Depot Preservation Battle
Within the last few years, a new battle has emerged over the remaining 20 acres of open space within the National Register-designated site for the Fishkill Supply Depot. The conflict pits preservation against development and it involves historians, preservationists, local government and a company that proposed building a retail development known as Continental Commons.
The Friends of the Fishkill Supply Depot claim the development will destroy archaeological features and artifacts documented in studies of the remaining open space. They claim the land includes the military burial ground.
Originally, the specific location of the supply depot cemetery had been a mystery. While a memorial had been erected south of the Van Wyck homestead by the Daughters of the American Revolution and dedicated on October 14, 1897, the designation was relocated to the home’s property during subsequent road construction.
More recent studies by preservationists about the cemetery location possibly have misled people. The claim of a burial ground at the depot has been disputed with research while the preservationists don’t appear to acknowledge an important detail — military installations such as forts and depots, historically, interred personnel beyond a facility’s boundaries, especially if the deaths were associated with disease. A colonial cemetery about a mile east of the Fishkill Depot site possibly is more likely the final resting place for Americans who died at the installation.
Ongoing verbal and written sparring, including accusations of deceit, have been traded between the developer and preservationists.
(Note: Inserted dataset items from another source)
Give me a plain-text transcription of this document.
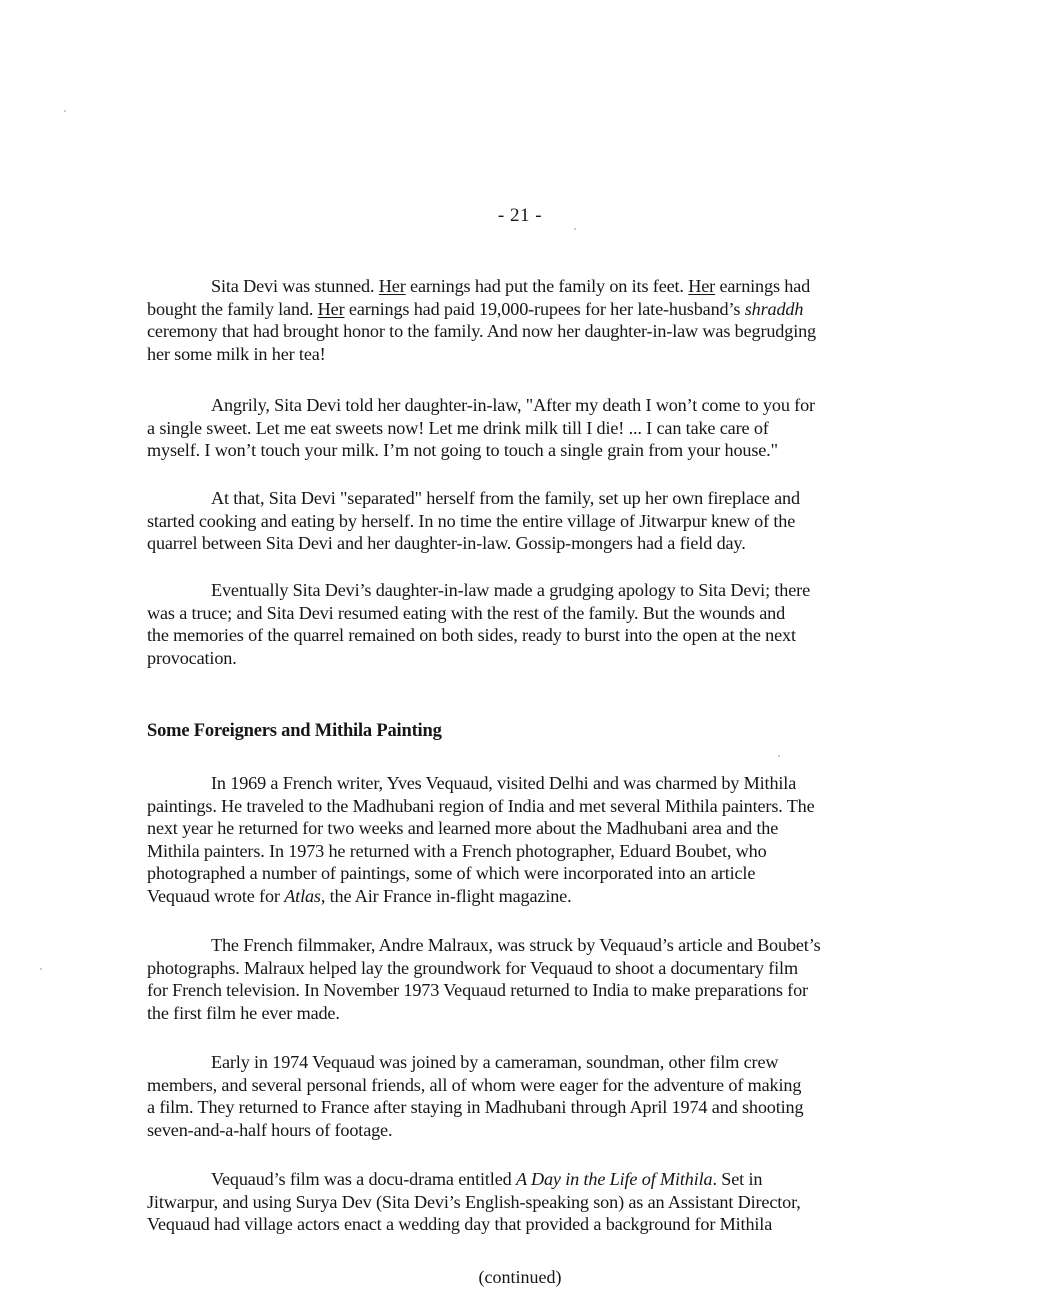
- 21 -
Sita Devi was stunned. Her earnings had put the family on its feet. Her earnings had
bought the family land. Her earnings had paid 19,000-rupees for her late-husband’s shraddh
ceremony that had brought honor to the family. And now her daughter-in-law was begrudging
her some milk in her tea!
Angrily, Sita Devi told her daughter-in-law, "After my death I won’t come to you for
a single sweet. Let me eat sweets now! Let me drink milk till I die! ... I can take care of
myself. I won’t touch your milk. I’m not going to touch a single grain from your house."
At that, Sita Devi "separated" herself from the family, set up her own fireplace and
started cooking and eating by herself. In no time the entire village of Jitwarpur knew of the
quarrel between Sita Devi and her daughter-in-law. Gossip-mongers had a field day.
Eventually Sita Devi’s daughter-in-law made a grudging apology to Sita Devi; there
was a truce; and Sita Devi resumed eating with the rest of the family. But the wounds and
the memories of the quarrel remained on both sides, ready to burst into the open at the next
provocation.
Some Foreigners and Mithila Painting
In 1969 a French writer, Yves Vequaud, visited Delhi and was charmed by Mithila
paintings. He traveled to the Madhubani region of India and met several Mithila painters. The
next year he returned for two weeks and learned more about the Madhubani area and the
Mithila painters. In 1973 he returned with a French photographer, Eduard Boubet, who
photographed a number of paintings, some of which were incorporated into an article
Vequaud wrote for Atlas, the Air France in-flight magazine.
The French filmmaker, Andre Malraux, was struck by Vequaud’s article and Boubet’s
photographs. Malraux helped lay the groundwork for Vequaud to shoot a documentary film
for French television. In November 1973 Vequaud returned to India to make preparations for
the first film he ever made.
Early in 1974 Vequaud was joined by a cameraman, soundman, other film crew
members, and several personal friends, all of whom were eager for the adventure of making
a film. They returned to France after staying in Madhubani through April 1974 and shooting
seven-and-a-half hours of footage.
Vequaud’s film was a docu-drama entitled A Day in the Life of Mithila. Set in
Jitwarpur, and using Surya Dev (Sita Devi’s English-speaking son) as an Assistant Director,
Vequaud had village actors enact a wedding day that provided a background for Mithila
(continued)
Court hearings have been held and a solution remains unsettled as of early 2020.
Preservations have outlined several goals for the hallowed ground:
- Prevent further disturbance and development of the properties within the 70-acre Fishkill Supply Depot site.
- Pursue support for the remaining undeveloped property to be purchased by a private organization, the town, New York State, or the federal government.
- Develop a plan to preserve, restore and maintain the depot as a Revolutionary War historic site as the country moves toward the Semiquincentennial (or Quarter Millennial) of the American Revolution.
These battles to save the properties within the Fishkill Supply Depot and the remnants of Giffin’s Tavern remain fluid. Updates about the issues can be obtained by accessing the records of town hearings, locating media articles and from the information disseminated by the organizations that support preservation of the depot and the tavern.